For several years now, my pal Dan has been constantly going on about when will Becky and I have kids. He's got two girls and wants to inflict his insane homelife on me. His daughter (and my goddaughter) Sara is a police siren when I have to babysit her.Dan keeps swearing my kids will be worse than his. He's going to come over with popcorn and watch the mayhem around my house. But I insist that my kids in order to truly rebel will be goal oriented, focused and organized. Nothing will drive me nuts more than seeing a clean floor in my kid's room.
About a year ago, I told Dan to quit asking "when are going to have kids?" cause it was pissing Becky off. Dan hasn't asked in the last year. I know he'll be unstoppable when he gets word that we've got Butterbean on the way.
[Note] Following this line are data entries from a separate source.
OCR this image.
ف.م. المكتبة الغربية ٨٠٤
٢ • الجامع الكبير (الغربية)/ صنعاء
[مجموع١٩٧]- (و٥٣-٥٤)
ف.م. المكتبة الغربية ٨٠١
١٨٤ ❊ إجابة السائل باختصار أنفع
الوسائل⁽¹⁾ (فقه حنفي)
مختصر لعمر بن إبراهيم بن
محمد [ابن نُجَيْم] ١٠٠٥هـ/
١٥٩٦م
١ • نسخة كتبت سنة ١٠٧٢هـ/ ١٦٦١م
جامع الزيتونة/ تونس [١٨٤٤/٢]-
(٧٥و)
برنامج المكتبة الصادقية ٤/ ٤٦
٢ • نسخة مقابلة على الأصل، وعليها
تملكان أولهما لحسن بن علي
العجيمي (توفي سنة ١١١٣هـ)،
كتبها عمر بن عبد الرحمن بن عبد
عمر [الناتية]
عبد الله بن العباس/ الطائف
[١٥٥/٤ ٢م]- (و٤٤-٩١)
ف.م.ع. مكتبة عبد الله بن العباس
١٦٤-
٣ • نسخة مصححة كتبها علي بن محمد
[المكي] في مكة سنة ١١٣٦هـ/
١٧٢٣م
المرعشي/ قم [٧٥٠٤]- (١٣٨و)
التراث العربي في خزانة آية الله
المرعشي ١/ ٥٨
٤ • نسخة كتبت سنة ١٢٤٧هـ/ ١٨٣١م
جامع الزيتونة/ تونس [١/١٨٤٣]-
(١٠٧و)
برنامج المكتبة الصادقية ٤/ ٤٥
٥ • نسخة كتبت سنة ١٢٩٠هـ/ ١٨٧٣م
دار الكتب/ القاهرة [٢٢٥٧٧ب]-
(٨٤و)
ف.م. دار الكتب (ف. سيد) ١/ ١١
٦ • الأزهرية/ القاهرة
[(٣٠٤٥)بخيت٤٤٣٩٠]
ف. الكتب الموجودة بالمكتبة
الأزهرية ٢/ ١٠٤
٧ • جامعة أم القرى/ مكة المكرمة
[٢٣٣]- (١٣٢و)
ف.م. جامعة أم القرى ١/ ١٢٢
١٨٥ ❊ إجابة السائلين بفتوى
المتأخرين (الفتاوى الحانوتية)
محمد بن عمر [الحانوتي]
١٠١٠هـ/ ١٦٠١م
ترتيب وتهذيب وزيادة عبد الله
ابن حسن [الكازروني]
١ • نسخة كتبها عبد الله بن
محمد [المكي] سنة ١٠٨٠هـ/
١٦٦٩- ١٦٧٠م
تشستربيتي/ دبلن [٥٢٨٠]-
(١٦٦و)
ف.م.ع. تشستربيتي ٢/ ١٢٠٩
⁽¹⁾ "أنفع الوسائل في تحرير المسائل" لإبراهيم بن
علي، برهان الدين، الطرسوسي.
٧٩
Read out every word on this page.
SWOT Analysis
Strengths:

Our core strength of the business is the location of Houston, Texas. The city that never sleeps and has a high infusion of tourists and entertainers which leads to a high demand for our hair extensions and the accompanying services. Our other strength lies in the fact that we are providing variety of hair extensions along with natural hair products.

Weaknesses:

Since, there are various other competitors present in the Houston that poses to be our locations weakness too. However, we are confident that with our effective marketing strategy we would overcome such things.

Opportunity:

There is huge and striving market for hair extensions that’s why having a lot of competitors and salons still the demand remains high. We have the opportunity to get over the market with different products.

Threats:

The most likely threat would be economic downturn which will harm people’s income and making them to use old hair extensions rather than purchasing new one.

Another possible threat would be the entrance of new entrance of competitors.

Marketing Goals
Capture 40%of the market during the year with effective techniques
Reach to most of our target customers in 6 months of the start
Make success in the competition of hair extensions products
He'll call at all hours and insist my life is going to turn into a living hell. He has to share all those warm thoughts. So I've decided to not tell him until way late in the process. We haven't seen him in a while so he won't notice the bump. Mom and Dad have been sworn to not tell him when he calls.
Now you're probably thinking that he'll find out about Butterbean from this webblog - but nope. His computer is broken. He always has to call me to get phone numbers and addresses of the schools he subs at. It'll be interesting to see if we have to host him and his kids on Christmas. Maybe I'll have Becky hide behind the fridge to prevent him getting a clue.